但是他突然停住了然后半轉身直接把帶著火星的煙屁股按在常大姑的手上。
“啊——!”常大姑尖叫起來。她一下子痛的從昏迷中醒過來了。
錢小寶平靜的看著她,就讓她在松花江邊的草叢里大聲喊著。
“就是有人聽見了也不會過來救你的。這年頭誰還管閑事啊。”錢小寶淡淡的說道。
常大姑猛然停止了喊叫驚恐的看著錢小寶。
“是你這個小鱉犢子!你想把老娘怎么樣?”常大姑問道。
“我就是挺好奇的,你心里到底是怎么想的。”錢小寶說道。
“想什么?老娘就是瞧不起你!想娶我的閨女門兒都沒有!老娘后半輩子的榮華富貴就靠她了。”常大姑說道。
看見是錢小寶,常大姑恐懼之心漸去。她覺得她對錢小寶是知根知底的。錢小寶并不敢把她怎么樣。
很可能是這小子想得到自己的寶貝閨女想瘋了才干出這樣的事情來。
“其實我對你還是心挺軟的。已經給過你機會了。從醫院出來以后你就安分守己好好過日子就不會有今天的事情了。你為什么不知道收手?”錢小寶問道。
“收手?收什么手?”常大姑不解的問道。
“保安局不要你了,你為什么又去南崗警察署做密探?”錢小寶質問道。
常大姑聽到錢小寶的話后更不解了。
“行你為日本人做事為什么不行我做?”常大姑反問道。
“你不覺得這么做喪良心嗎?說了一句小日本就因為你的舉報就家破人亡了。你心里到底是怎么想的?”錢小寶問道。
“這樣的事情難道你沒有干過?”常大姑說道。
錢小寶搖頭。
常大姑定定的看著錢小寶。她的目光由驚異變成了驚恐然后又變成了驚喜!
“這么說你是隱藏在保安局里面的抗匪蘇諜!好小子你埋藏的夠深的。從外表上看你就是個地痞二混子!大字不認識一個的臭無賴!沒想到你居然是蘇諜!”常大姑說道。

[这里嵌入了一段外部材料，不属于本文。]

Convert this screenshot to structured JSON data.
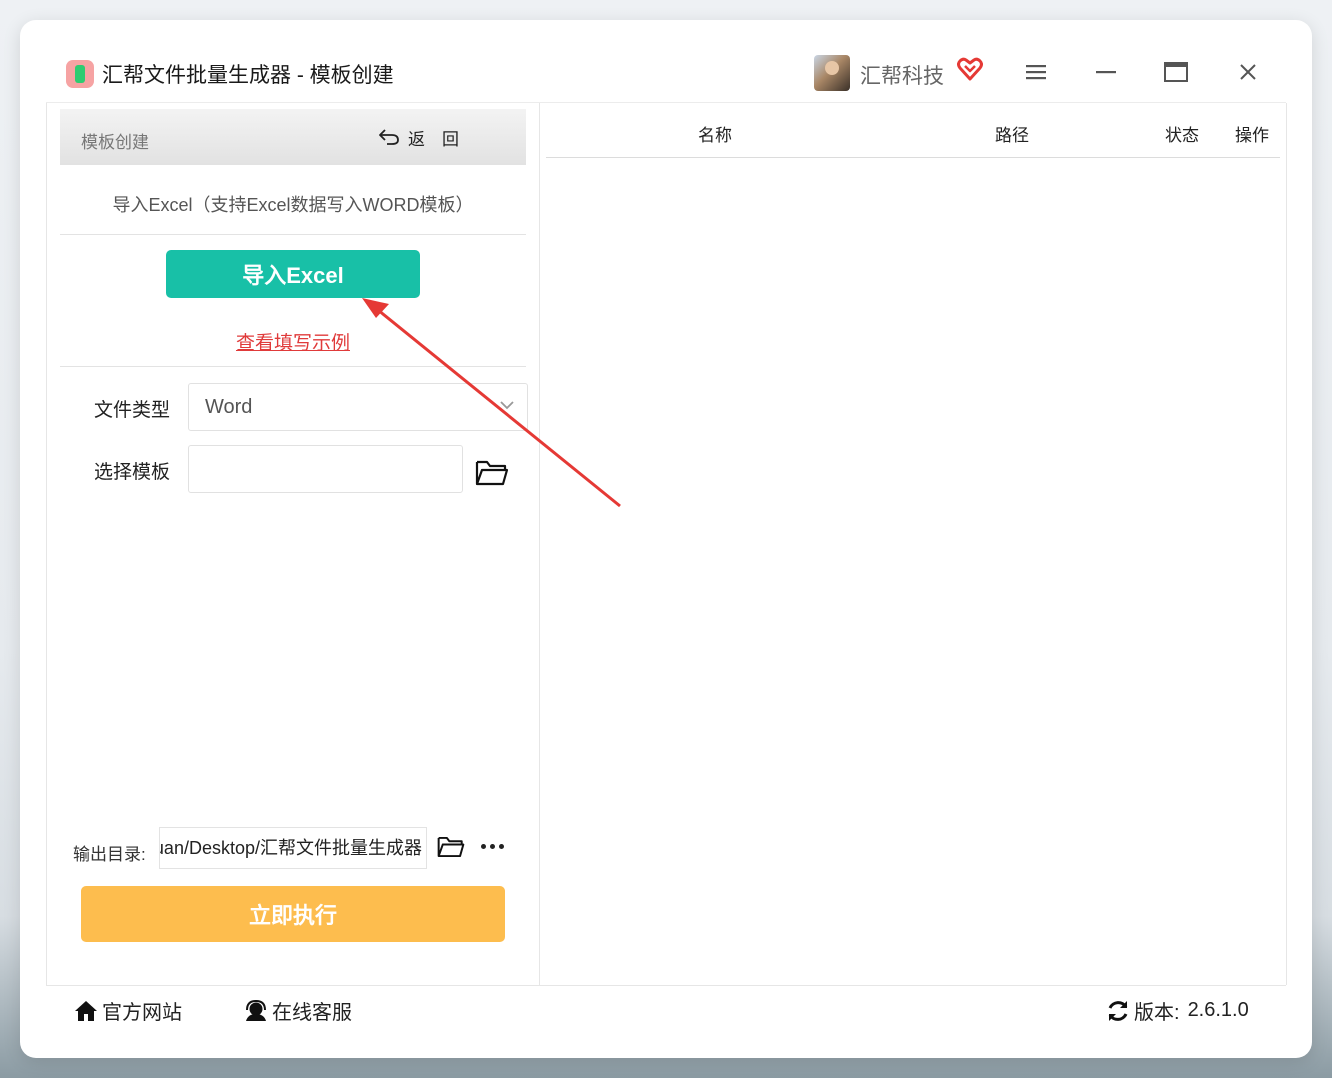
{
  "window": {
    "title": "汇帮文件批量生成器 - 模板创建",
    "brand_name": "汇帮科技"
  },
  "left_panel": {
    "header_title": "模板创建",
    "back_label": "返回",
    "hint": "导入Excel（支持Excel数据写入WORD模板）",
    "import_button": "导入Excel",
    "sample_link": "查看填写示例",
    "file_type_label": "文件类型",
    "file_type_value": "Word",
    "template_label": "选择模板",
    "template_value": "",
    "output_label": "输出目录:",
    "output_value": "uan/Desktop/汇帮文件批量生成器",
    "run_button": "立即执行"
  },
  "table": {
    "columns": [
      "名称",
      "路径",
      "状态",
      "操作"
    ],
    "rows": []
  },
  "footer": {
    "website": "官方网站",
    "support": "在线客服",
    "version_label": "版本:",
    "version_value": "2.6.1.0"
  },
  "colors": {
    "import_button": "#18c0a7",
    "run_button": "#fdbd4e",
    "sample_link": "#e03a3a",
    "annotation_arrow": "#e53935"
  },
  "icons": [
    "app-logo-icon",
    "vip-heart-icon",
    "menu-icon",
    "minimize-icon",
    "maximize-icon",
    "close-icon",
    "back-arrow-icon",
    "chevron-down-icon",
    "folder-icon",
    "more-icon",
    "home-icon",
    "support-icon",
    "refresh-icon"
  ]
}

沒想到錢小寶這小子居然是一條大魚!這要是舉報上去功勞就大了。
“你沒想想,這么機密的事情都讓你知道了,我還會讓你活著離開嗎?錢小寶說道。
聽見錢小寶這么說常大姑才冷靜下來。錢小寶能把自己打暈就能把自己打死。現在錢小寶的身份已經向她坦白了,過一會很可能就要殺人滅口!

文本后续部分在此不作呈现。